Tibetan academic administrator

Ngawang Samten is a Tibetan educationist, Tibetologist and the vice chancellor of the Central University for Tibetan Studies. Besides editing publications such as Abhidhammathasamgaho, Pindikrita, Pancakrama and Manjusri, he is the co-translator of Je Tsongkhapa's commentary on Nagarjuna’s Mūlamadhyamakakārikā. The Government of India awarded him the fourth highest civilian honour of the Padma Shri, in 2009, for his contributions to Education.

== Biography ==
Ngawang Samten was born in the Central Tibetan town of Dokhar on 7 July 1956 but grew up in India since the age of three when his parents migrated to there in the wake of the 1959 Tibetan uprising. His early schooling was at Chandragiri, in Odisha, after which he did higher education at the Central Institute of Higher Tibetan Studies, (the present day Central University for Tibetan Studies CUTS), from where he passed the Shastri and Acharya grades. He also pursued his monastic education at Ganden Shartse Monastery, Mundgod, Karnataka, and secured the Geshe degrees of Dhorampa and Lharampa, the latter one, a doctoral degree equivalent to a PhD. He started his career as a research assistant at his alma mater, CUTS, and rose to the position of the head of the Research Department. During this period, he was involved in the translation of ancient Buddhist texts into Sanskrit. His post graduate research on the philosophy of Nagarjuna was later published by him as a critical edition of Ratnavali (Precious Garland), with his own commentary.

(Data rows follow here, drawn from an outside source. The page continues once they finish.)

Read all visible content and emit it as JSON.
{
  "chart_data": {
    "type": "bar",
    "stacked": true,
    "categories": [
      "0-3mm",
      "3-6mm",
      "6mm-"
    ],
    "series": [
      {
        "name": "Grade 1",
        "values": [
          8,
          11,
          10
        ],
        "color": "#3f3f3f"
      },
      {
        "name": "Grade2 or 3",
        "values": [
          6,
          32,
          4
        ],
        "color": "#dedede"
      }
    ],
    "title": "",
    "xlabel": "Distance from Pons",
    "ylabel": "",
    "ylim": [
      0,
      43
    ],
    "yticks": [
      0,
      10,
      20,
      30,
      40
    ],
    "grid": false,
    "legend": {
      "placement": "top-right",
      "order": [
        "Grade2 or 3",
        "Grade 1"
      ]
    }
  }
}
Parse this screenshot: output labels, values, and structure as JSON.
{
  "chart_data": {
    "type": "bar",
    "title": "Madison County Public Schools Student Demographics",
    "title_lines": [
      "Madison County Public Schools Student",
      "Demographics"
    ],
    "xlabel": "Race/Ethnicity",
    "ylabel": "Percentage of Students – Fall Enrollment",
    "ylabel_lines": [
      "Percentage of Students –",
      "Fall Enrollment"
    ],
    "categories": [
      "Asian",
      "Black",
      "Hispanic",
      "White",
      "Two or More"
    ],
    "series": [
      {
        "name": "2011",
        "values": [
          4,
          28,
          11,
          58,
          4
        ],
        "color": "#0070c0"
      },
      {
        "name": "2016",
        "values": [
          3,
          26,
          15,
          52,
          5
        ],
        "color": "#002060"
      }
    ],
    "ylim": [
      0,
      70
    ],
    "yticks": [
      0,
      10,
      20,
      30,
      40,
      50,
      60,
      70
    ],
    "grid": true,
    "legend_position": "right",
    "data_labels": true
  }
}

Later, Samten became the director of the Research and Publications Division of CUTS before being appointed as the vice chancellor of the institution. His efforts have been known to have assisted many universities in designing their curricula in Buddhist Studies and have helped in popularizing the topic in India. He has published three critical editions of Buddhist texts, Abhidhammattha-sangaha, Pindidrita and Pancakrama of Nagarjuna, all with his own commentary. His work, The Ocean of Reasoning, is an Oxford University Press-published English translation with annotations of the commentary of Mūlamadhyamakakārikā written by Je Tsongkhapa. He is a former member of the Editorial Board of the International Association of Tibetan Studies and has served as the visiting professor at the Hampshire College, Amherst College, Smith College and the University of Tasmania, besides travelling many places in India and abroad for delivering orations and participating in seminars, conferences and workshops on Tibetan Buddhism. He also serves as the Principal Teacher at Vajrayana Institute, New South Wales. In 2009, he received the civilian honour of the Padma Shri from the Government of India for his contributions to Education.

Ngawang Samten was invited along with Tsewang Tamdin and Tsering Thakchoe Drungtso for a hearing on July 21, 2010 by an Indian permanent parliamentary committee composed of thirty-two deputies and chaired by Amar Singh, playing a role in the recognition of Sowa Rigpa (Tibetan medicine) in India in conjunction with the Ministry of Ayush.